Groundwater is the sole source of potable water on Jeju Island in the Republic of (South) Korea. Groundwater is also used for irrigation and industrial purposes, and it is severely impacted by seawater intrusion in coastal areas. Consequently, monitoring the intrusion of seawater into groundwater on Jeju is very important for health and environmental reasons. A number of studies have used hydrological models to predict the deterioration of groundwater quality caused by seawater intrusion. However, there is conflicting evidence of intrusion due to complicated environmental influences on groundwater quality. Here we investigated the use of next generation sequencing (NGS)-based microbial community analysis as a way to monitor groundwater quality and detect seawater intrusion. Pristine groundwater, groundwater from three coastal areas, and seawater were compared. Analysis of the distribution of bacterial species clearly indicated that the high and low salinity groundwater differed significantly with respect to microbial composition. While members of the family Parvularculaceae were only identified in high salinity water samples, a greater percentage of the phylum Actinobacteria was predominantly observed in pristine groundwater.

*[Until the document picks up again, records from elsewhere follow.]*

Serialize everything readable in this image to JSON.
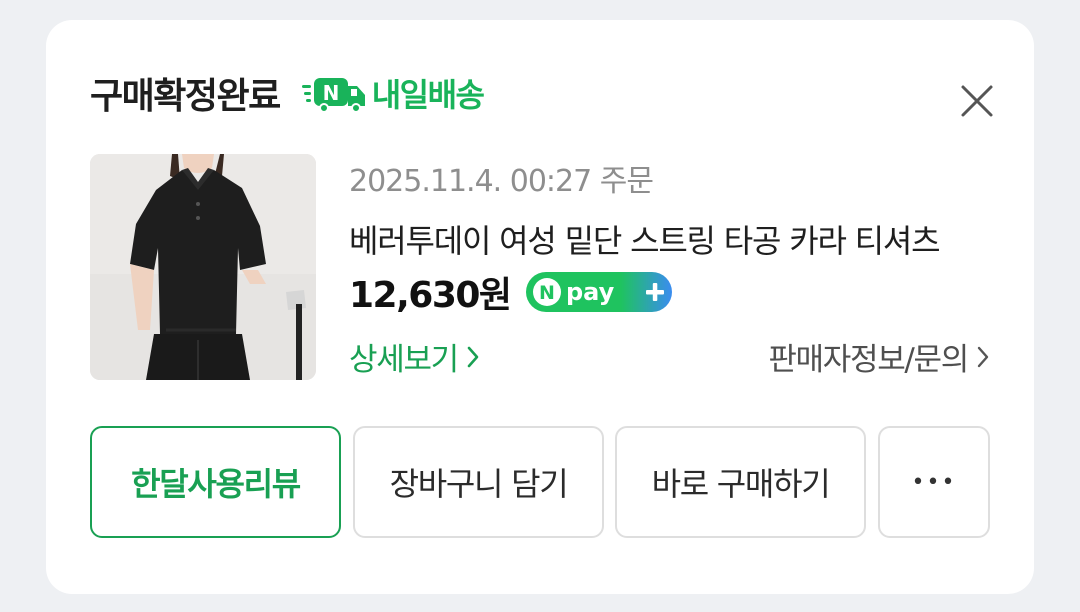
{
  "header": {
    "status": "구매확정완료",
    "delivery_badge": "내일배송",
    "delivery_icon_letter": "N"
  },
  "close_icon": "close-icon",
  "order": {
    "date": "2025.11.4. 00:27 주문",
    "title": "베러투데이 여성 밑단 스트링 타공 카라 티셔츠",
    "price": "12,630원",
    "npay_label": "pay",
    "npay_letter": "N",
    "detail_link": "상세보기",
    "seller_link": "판매자정보/문의"
  },
  "actions": {
    "review": "한달사용리뷰",
    "cart": "장바구니 담기",
    "buy_now": "바로 구매하기",
    "more": "•••"
  },
  "colors": {
    "accent": "#19a053",
    "delivery": "#19b35a",
    "npay_green": "#1fc35f",
    "npay_blue": "#3a8cf0"
  }
}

In addition, we identified 48 shared operational taxonomic units (OTUs) with seawater, among which the high salinity groundwater sample shared a greater number of bacterial species with seawater (6.7%). In contrast, other groundwater samples shared less than 0.5%. Our results suggest that NGS-based microbial community analysis of groundwater may be a useful tool for monitoring groundwater quality and detect seawater intrusion. This technology may also provide additional insights in understanding hydrological dynamics.

Keywords: 16S rRNA gene; Freshwater quality; Microbial community; Seawater intrusion.